One goal of Dave Cutler, chief architect of Windows NT, was to make NT chip-independent. Towards this end, NT's designers included the hardware abstraction layer (HAL), a small, chip-specific portion of NT that lets it run on Intel, MIPS, Alpha, and PowerPC chips. Technically, the HAL lets software vendors easily port their applications to any chip that NT supports.

For a while, NT was a multi-chip operating system. Unfortunately, the business side of NT's chip independence never caught up with the technical side, and chip manufacturers began to rethink support for NT. First, MIPS dropped NT and now PowerPC, both manufacturers citing poor sales and lack of ISV support for NT on their systems.

I've talked about the MIPS developments, so let me focus on the PowerPC. IBM dropped NT from its PowerPC (RS/6000) systems to focus on AIX. Then, Motorola dropped NT support to focus on its MacOS-based units. Motorola claims it has shipped 50,000 MacOS units since November 1996, which is more than all its NT units to date.

I applaud the pursuit of new opportunities, but I believe NT on PowerPC would have been just as compelling as the existing MacOS and AIX business today. IBM and Motorola, you quit too soon.

PowerPC was just starting to get momentum on many fronts. On the hardware side, the PowerPC community was about to deliver systems that could triple-boot NT, MacOS, and AIX. This capability would have let IBM and Motorola leverage their effort developing the MacOS and AIX hardware by offering the added attraction of NT. On the software side, Motorola had already attracted many key NT ISVs to port to PowerPC. So why kill the progress? What happened to the Motorola that said it was going to take Intel head on? Was killing NT on the PowerPC a wise business decision, or did IBM and Motorola just wimp out?

In the short term, Motorola and IBM will make more money selling MacOS and AIX systems. The PowerPC had a compelling message. What MacOS user wouldn't prefer to buy a system than could run MacOS and NT, if that ability didn't cost extra? So what happens a year or so from now when MacOS and AIX users want to migrate to NT? Motorola loses a customer. IBM can choose between selling these customers an Intel machine or losing a customer.

Microsoft Is Guilty
Is Microsoft an innocent bystander in all these developments? No way. For whatever reason, outside the NT group, Microsoft never understood Cutler's vision of a chip-independent OS. The NT development group plans to support the PowerPC in NT 5.0, but the other Microsoft divisions (Internet, Office, and development tools) rarely support non-Intel platforms. These groups just don't get NT. They're happy with their Wintel strategy. Do they really care whether Microsoft leaves its existing Alpha/NT customers in the dust? Actions speak louder than words.

The Future of PowerPC
Intel is a tough competitor. At this point, few vendors are willing to take on Intel. But plenty of opportunity is available outside the traditional Wintel market, in embedded systems. IBM is using the PowerPC as the basis of its Network Computers (NC) and Motorola is shipping embedded NT chips for use in a shop-floor control system.
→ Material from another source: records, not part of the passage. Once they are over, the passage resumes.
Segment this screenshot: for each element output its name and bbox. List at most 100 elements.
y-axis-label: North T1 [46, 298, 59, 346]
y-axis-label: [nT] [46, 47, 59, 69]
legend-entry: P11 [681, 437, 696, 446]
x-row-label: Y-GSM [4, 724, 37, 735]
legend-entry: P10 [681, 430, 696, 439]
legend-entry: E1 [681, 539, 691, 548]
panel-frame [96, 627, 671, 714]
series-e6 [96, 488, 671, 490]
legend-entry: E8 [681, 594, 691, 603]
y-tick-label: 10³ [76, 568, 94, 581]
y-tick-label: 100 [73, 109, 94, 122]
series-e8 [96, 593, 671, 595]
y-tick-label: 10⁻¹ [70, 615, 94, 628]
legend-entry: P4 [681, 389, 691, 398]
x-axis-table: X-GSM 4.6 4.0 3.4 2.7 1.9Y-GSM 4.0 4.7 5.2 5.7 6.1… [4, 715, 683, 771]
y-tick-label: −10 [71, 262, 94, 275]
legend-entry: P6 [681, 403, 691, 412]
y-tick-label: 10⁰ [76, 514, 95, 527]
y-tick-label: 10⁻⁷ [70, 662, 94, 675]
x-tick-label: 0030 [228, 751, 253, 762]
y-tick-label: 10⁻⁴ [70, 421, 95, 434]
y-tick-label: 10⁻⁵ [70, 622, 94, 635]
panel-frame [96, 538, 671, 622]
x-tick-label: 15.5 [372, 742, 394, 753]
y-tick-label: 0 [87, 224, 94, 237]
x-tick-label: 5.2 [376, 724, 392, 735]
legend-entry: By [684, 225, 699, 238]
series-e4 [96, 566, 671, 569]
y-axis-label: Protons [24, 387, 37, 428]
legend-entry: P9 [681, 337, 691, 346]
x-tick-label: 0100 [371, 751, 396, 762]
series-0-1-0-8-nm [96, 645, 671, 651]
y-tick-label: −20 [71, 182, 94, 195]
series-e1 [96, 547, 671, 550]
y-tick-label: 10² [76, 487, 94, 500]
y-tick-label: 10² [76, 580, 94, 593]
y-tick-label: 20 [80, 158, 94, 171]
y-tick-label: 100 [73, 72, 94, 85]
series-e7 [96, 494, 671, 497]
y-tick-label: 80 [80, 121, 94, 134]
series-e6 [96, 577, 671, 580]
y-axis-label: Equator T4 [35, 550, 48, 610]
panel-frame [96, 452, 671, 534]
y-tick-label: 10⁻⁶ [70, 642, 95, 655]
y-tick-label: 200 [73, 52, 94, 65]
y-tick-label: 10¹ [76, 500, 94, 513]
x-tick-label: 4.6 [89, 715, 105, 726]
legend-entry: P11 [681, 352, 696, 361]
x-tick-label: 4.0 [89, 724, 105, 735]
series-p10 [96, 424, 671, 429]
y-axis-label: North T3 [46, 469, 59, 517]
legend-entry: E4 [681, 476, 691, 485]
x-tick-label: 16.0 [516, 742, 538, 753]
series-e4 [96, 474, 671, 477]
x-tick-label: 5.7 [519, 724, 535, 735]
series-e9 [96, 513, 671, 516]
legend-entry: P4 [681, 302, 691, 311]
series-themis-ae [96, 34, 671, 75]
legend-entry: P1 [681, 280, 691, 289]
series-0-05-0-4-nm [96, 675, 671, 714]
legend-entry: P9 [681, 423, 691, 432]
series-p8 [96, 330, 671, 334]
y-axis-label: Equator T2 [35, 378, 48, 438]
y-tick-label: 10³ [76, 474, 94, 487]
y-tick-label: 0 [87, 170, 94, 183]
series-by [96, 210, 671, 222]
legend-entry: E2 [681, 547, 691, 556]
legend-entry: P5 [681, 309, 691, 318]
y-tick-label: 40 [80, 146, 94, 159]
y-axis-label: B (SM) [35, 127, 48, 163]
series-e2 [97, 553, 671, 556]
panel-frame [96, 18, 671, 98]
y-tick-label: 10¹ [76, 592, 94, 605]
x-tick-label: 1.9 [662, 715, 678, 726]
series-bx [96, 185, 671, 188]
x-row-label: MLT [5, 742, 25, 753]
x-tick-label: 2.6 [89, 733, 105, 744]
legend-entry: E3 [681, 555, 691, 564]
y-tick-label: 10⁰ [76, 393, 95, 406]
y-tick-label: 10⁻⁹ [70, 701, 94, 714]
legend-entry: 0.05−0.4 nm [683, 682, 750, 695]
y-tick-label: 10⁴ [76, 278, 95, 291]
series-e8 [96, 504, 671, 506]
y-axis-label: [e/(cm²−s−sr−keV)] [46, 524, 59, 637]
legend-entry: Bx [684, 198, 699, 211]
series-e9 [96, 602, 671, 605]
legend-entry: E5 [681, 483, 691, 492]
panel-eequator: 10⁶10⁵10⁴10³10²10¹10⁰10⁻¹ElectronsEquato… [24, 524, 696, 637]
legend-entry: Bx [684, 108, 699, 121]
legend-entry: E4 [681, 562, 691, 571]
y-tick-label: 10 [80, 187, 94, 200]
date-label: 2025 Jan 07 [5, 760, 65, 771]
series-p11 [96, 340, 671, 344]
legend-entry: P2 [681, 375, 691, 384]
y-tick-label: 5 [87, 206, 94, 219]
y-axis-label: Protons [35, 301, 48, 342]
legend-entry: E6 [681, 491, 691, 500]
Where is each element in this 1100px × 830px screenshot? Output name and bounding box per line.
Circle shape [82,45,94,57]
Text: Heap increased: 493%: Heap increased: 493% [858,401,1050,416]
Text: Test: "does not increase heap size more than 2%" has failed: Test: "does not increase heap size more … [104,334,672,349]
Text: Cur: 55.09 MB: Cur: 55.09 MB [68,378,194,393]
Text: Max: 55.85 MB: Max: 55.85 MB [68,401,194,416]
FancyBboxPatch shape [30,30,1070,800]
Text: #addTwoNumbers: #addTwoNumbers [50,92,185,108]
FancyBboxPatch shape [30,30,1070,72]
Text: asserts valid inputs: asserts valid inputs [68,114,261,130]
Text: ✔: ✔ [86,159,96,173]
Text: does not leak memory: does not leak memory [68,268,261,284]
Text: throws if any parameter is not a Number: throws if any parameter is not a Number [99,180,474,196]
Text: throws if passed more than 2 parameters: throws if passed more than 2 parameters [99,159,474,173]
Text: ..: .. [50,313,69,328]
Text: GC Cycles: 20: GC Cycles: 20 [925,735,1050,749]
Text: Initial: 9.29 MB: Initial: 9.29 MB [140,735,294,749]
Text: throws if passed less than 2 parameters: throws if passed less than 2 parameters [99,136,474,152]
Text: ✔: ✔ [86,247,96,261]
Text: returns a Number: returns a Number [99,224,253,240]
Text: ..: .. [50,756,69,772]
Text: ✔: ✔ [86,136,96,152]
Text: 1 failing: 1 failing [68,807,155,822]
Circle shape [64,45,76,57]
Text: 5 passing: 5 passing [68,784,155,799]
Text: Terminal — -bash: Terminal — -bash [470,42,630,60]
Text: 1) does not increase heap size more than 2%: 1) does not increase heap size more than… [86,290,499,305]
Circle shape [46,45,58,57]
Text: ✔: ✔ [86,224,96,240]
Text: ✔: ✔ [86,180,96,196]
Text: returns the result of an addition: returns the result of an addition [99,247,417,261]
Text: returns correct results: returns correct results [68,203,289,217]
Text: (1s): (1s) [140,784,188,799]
Another reason why Motorola dropped NT was to focus PowerPC on the emerging Microsoft WinCE operating system market. Eight hardware manufacturers supported the first release of WinCE. That number is more than for any Personal Digital Assistant (PDA) operating system. Perhaps this operating system will be the ticket to Gates' "information at your fingertips." How about a system that boots instantly, runs on battery power, connects to the Internet, and runs your favorite Win32 applications—all for under $1000?

What Can You Do?
Digital's Alpha is the one chip keeping Cutler's vision alive. Now that its price is reduced, Alpha has a good chance of gaining share in the NT market. Don't you want to have the fastest chips available on NT? Here's what you can do: If you buy NT software, insist that it support Alpha. Even if you don't currently have Alpha-based machines, you may want them some day. You'll want to have your NT/Alpha software run at full speed. If you represent a large company and make Alpha support mandatory, a software vendor will add Alpha support just to get your business.

You vote with your dollars. Even if Microsoft isn't very concerned at the loss of an NT platform or two, it's in the user's best interest not to let another chip technology get away.